To get that into a winning percentage-like form, you then need to plug those totals into the Pythagorean Formula. It usually takes the form of
(Pts Scored ^ x) / (Pts Scored ^ x + Pts Allowed ^ x)
where x was determined to be around 2.4 for the NFL in the 1990s, when current Houston Rockets (yep, basketball) GM Daryl Morey researched it for STATS, Inc. Last year, Football Outsiders decided to employ a “floating” exponent that varies with the scoring environment in which a team played, recognizing that a single point is more important to winning in lower-scoring environments. To that end, they used what’s known as the “Pythagenport” method of determining the exponent, which is
1.5 * log10((PF + PA) / G)
I was poking around in the data the other day, though, and found that the so-called “Pythagenpat” variant actually correlates slightly better with teams’ actual won-lost records since the NFL-AFL merger. That formula suggests for each team an exponent of
((PF + PA) / G) ^ 0.2466
This gives you a 1.204 RMSE vs. wins since 1970, a very slight improvement over the 1.205 RMSE you get using FO’s formula.
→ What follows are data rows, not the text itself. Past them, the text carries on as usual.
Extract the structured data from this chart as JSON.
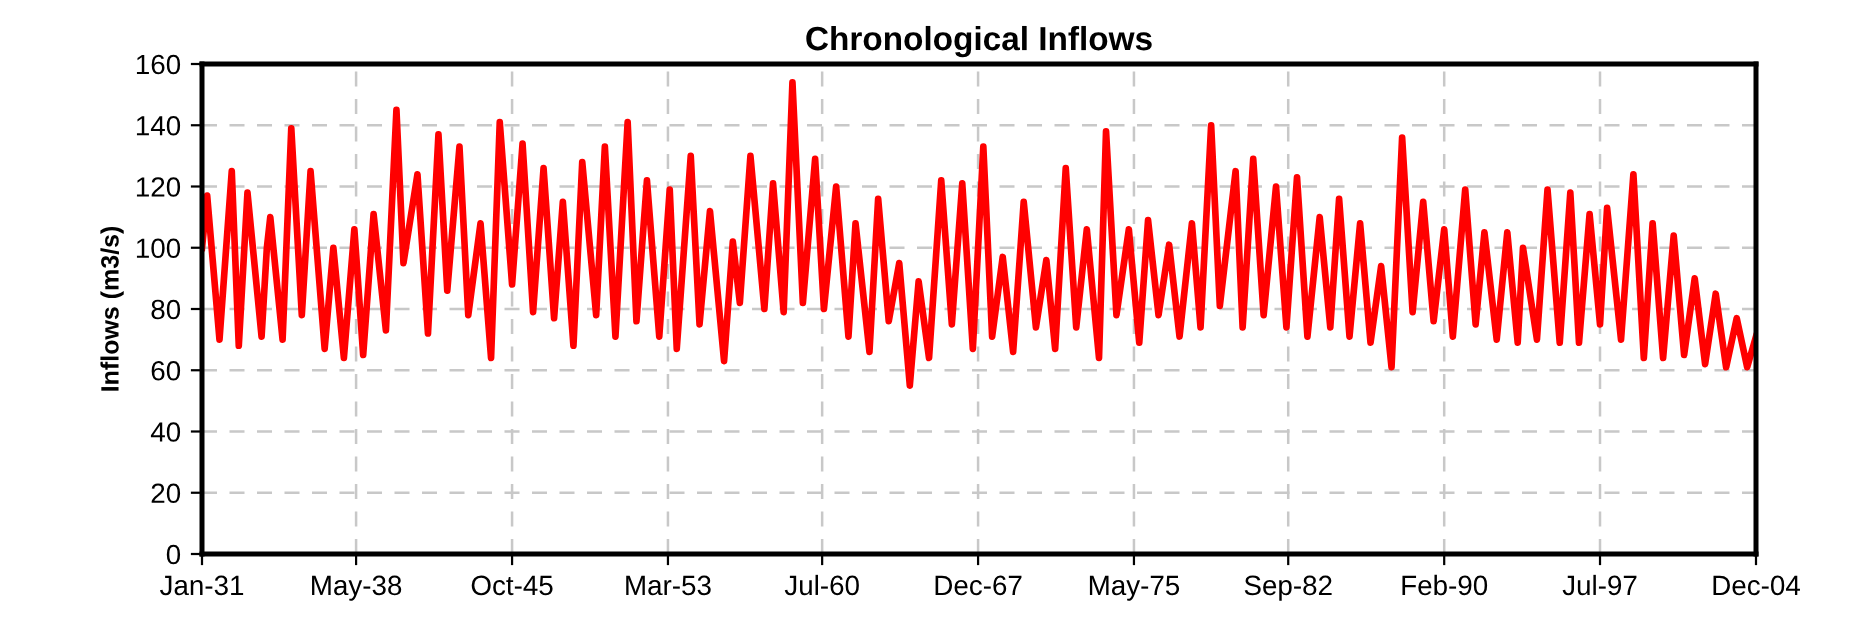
{
  "chart_data": {
    "type": "line",
    "title": "Chronological Inflows",
    "ylabel": "Inflows (m3/s)",
    "xlim": [
      "1931-01",
      "2004-12"
    ],
    "ylim": [
      0,
      160
    ],
    "xticks": [
      {
        "value": "1931-01",
        "label": "Jan-31"
      },
      {
        "value": "1938-05",
        "label": "May-38"
      },
      {
        "value": "1945-10",
        "label": "Oct-45"
      },
      {
        "value": "1953-03",
        "label": "Mar-53"
      },
      {
        "value": "1960-07",
        "label": "Jul-60"
      },
      {
        "value": "1967-12",
        "label": "Dec-67"
      },
      {
        "value": "1975-05",
        "label": "May-75"
      },
      {
        "value": "1982-09",
        "label": "Sep-82"
      },
      {
        "value": "1990-02",
        "label": "Feb-90"
      },
      {
        "value": "1997-07",
        "label": "Jul-97"
      },
      {
        "value": "2004-12",
        "label": "Dec-04"
      }
    ],
    "yticks": [
      0,
      20,
      40,
      60,
      80,
      100,
      120,
      140,
      160
    ],
    "grid": true,
    "legend": false,
    "marker": "none",
    "line_style": "solid",
    "series": [
      {
        "color": "#ff0000",
        "x": [
          "1931-01",
          "1931-04",
          "1931-11",
          "1932-06",
          "1932-10",
          "1933-03",
          "1933-11",
          "1934-02",
          "1934-04",
          "1934-11",
          "1935-04",
          "1935-10",
          "1936-03",
          "1936-11",
          "1937-04",
          "1937-10",
          "1938-04",
          "1938-09",
          "1939-03",
          "1939-10",
          "1940-04",
          "1940-08",
          "1941-04",
          "1941-10",
          "1942-04",
          "1942-09",
          "1943-04",
          "1943-09",
          "1944-04",
          "1944-10",
          "1945-03",
          "1945-10",
          "1946-04",
          "1946-10",
          "1947-04",
          "1947-10",
          "1948-03",
          "1948-09",
          "1949-02",
          "1949-10",
          "1950-03",
          "1950-09",
          "1951-04",
          "1951-09",
          "1952-03",
          "1952-10",
          "1953-04",
          "1953-08",
          "1954-04",
          "1954-09",
          "1955-03",
          "1955-11",
          "1956-04",
          "1956-08",
          "1957-02",
          "1957-10",
          "1958-03",
          "1958-09",
          "1959-02",
          "1959-08",
          "1960-03",
          "1960-08",
          "1961-03",
          "1961-10",
          "1962-02",
          "1962-10",
          "1963-03",
          "1963-09",
          "1964-03",
          "1964-09",
          "1965-02",
          "1965-08",
          "1966-03",
          "1966-09",
          "1967-03",
          "1967-09",
          "1968-03",
          "1968-08",
          "1969-02",
          "1969-08",
          "1970-02",
          "1970-09",
          "1971-03",
          "1971-08",
          "1972-02",
          "1972-08",
          "1973-02",
          "1973-09",
          "1974-01",
          "1974-07",
          "1975-02",
          "1975-08",
          "1976-01",
          "1976-07",
          "1977-01",
          "1977-07",
          "1978-02",
          "1978-07",
          "1979-01",
          "1979-06",
          "1980-03",
          "1980-07",
          "1981-01",
          "1981-07",
          "1982-02",
          "1982-08",
          "1983-02",
          "1983-08",
          "1984-03",
          "1984-09",
          "1985-02",
          "1985-08",
          "1986-02",
          "1986-08",
          "1987-02",
          "1987-08",
          "1988-02",
          "1988-08",
          "1989-02",
          "1989-08",
          "1990-02",
          "1990-07",
          "1991-02",
          "1991-08",
          "1992-01",
          "1992-08",
          "1993-02",
          "1993-08",
          "1993-11",
          "1994-07",
          "1995-01",
          "1995-08",
          "1996-02",
          "1996-07",
          "1997-01",
          "1997-07",
          "1997-11",
          "1998-07",
          "1999-02",
          "1999-08",
          "2000-01",
          "2000-07",
          "2001-01",
          "2001-07",
          "2002-01",
          "2002-07",
          "2003-01",
          "2003-07",
          "2004-01",
          "2004-07",
          "2004-12"
        ],
        "values": [
          100,
          117,
          70,
          125,
          68,
          118,
          71,
          100,
          110,
          70,
          139,
          78,
          125,
          67,
          100,
          64,
          106,
          65,
          111,
          73,
          145,
          95,
          124,
          72,
          137,
          86,
          133,
          78,
          108,
          64,
          141,
          88,
          134,
          79,
          126,
          77,
          115,
          68,
          128,
          78,
          133,
          71,
          141,
          76,
          122,
          71,
          119,
          67,
          130,
          75,
          112,
          63,
          102,
          82,
          130,
          80,
          121,
          79,
          154,
          82,
          129,
          80,
          120,
          71,
          108,
          66,
          116,
          76,
          95,
          55,
          89,
          64,
          122,
          75,
          121,
          67,
          133,
          71,
          97,
          66,
          115,
          74,
          96,
          67,
          126,
          74,
          106,
          64,
          138,
          78,
          106,
          69,
          109,
          78,
          101,
          71,
          108,
          74,
          140,
          81,
          125,
          74,
          129,
          78,
          120,
          74,
          123,
          71,
          110,
          74,
          116,
          71,
          108,
          69,
          94,
          61,
          136,
          79,
          115,
          76,
          106,
          71,
          119,
          75,
          105,
          70,
          105,
          69,
          100,
          70,
          119,
          69,
          118,
          69,
          111,
          75,
          113,
          70,
          124,
          64,
          108,
          64,
          104,
          65,
          90,
          62,
          85,
          61,
          77,
          61,
          71
        ]
      }
    ]
  }
}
At any rate, I applied the Pythagenpat exponent to each team’s schedule-adjusted points scored/allowed totals since 1970, and tweaked the pythagorean win/loss totals up/down at the league-season level to match actual league-wide win/loss totals. The result was a definitive set of pythagorean ratings for every team since the merger:
Now, as an aside, I wouldn’t go plugging those directly into the log5 formula to predict this weekend’s games just yet. You first need to regress to the mean to account for the uncertainty we see in any observed result. To do that, just add about 17.65 games of .500 performance to each team’s pythagorean Wpct, and you’ll get a “true talent” number that should yield more accurate probabilities regarding future outcomes.